Первый раз я увидел его в начале весны возле своей калитки. Он остановился, по-доброму глянул в глаза Платону. Так звали моего пса, свободно бегающего по двору без цепи и ограничений. Доберчар. Порода такая, смесь добермана с овчаркой. Получился огромный, злой, но разумный и послушный пес. Платон, подбегая к калитке с лаем, внезапно, упершись в этот доверчивый взгляд, смолк, уселся рядом с калиткой и внимательно изучал прохожего, который на кнопку звонка не нажимал и, стало быть, в гости не напрашивался.
Я вышел из дома и подошел к ним обоим, поинтересовавшись причиной задержки у моей калитки. Прохожий тихим печальным голосом поздоровался, а затем жалостливым плаксивым тоном выразил нестерпимое жгучее желание опохмелиться. Мол, очень тяжко себя чувствует, и небольшая доза алкоголя его здорово бы взбодрила.
Я сразу понял, что это обычный, и широко распространенный в наше переломное время, бомж. Однако воскресное весеннее утро было чудесным, настроение у меня распрекрасное, и набор позитива подтолкнул к благотворительности.
90-ые годы изобиловали паленым алкоголем и прочими артефактами. И мы с супругой, дабы избежать тяжких последствий после приема суррогата, полностью перешли на потребление собственноручно приготовленных напитков. Благо, частный дом такое производство позволял. И закон не запрещал. Тем более, что изготавливали мы для личного пользования. Угощения друзей не в счет. Да мы и потребляли весьма нечасто, поскольку частный дом, дети и внуки требовали внимания, а мы нуждались в уважении, а не в упреках.
А потому я вынес полстакана страждущему для поправки пошатнувшегося здоровья. Выпил он жадно, блеском в глазах отображая восторг и счастье. Я уже собрался распрощаться с ним и уйти в дом, но ему вдруг возжелалось пуститься в откровения. И он поведал мне историю своего падения.
33 года. Жил с мамой в двухкомнатной квартире, работал.

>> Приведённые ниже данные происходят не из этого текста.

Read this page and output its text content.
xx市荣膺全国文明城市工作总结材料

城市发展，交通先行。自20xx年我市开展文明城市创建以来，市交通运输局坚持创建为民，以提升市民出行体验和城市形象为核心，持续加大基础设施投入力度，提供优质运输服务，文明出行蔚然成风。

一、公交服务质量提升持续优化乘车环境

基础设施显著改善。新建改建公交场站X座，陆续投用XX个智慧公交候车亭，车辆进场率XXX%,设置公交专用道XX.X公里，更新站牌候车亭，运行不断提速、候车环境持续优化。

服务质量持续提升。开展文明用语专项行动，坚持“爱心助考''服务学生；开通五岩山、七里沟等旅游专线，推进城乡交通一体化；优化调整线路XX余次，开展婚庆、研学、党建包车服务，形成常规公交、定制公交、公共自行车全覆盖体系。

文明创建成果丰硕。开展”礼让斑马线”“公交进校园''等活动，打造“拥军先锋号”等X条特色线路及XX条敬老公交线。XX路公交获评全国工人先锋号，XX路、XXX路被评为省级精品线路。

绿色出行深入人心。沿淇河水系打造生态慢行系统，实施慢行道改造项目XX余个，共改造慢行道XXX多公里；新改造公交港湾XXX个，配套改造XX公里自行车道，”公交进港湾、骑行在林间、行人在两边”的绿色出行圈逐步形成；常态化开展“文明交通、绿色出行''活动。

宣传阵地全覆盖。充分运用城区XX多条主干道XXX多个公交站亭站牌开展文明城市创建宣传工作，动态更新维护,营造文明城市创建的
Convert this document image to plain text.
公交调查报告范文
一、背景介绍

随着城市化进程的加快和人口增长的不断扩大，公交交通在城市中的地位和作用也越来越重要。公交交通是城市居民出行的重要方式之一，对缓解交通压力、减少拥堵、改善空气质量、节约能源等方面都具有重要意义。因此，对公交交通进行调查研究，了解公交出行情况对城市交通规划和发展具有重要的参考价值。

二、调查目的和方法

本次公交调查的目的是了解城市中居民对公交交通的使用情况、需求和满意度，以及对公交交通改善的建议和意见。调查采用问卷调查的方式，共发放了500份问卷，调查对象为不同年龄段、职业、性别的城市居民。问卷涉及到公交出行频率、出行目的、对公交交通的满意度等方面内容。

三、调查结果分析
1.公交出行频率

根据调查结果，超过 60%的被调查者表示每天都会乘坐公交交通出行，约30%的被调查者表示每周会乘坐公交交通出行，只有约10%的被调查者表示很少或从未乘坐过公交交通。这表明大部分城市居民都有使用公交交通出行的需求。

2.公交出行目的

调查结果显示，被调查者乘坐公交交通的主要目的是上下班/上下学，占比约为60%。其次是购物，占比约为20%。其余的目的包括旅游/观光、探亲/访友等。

Вот этой осенью случился пожар с летальными последствиями. Погибла мама. Квартира несильно пострадала. Но он с горя запил, и руки до ремонта не доходили. Потом, собрав котомку, пошел по подвалам, поскольку собственная квартира с печным отоплением, а угля нет, работу потерял, средств к существованию аналогично взять неоткуда.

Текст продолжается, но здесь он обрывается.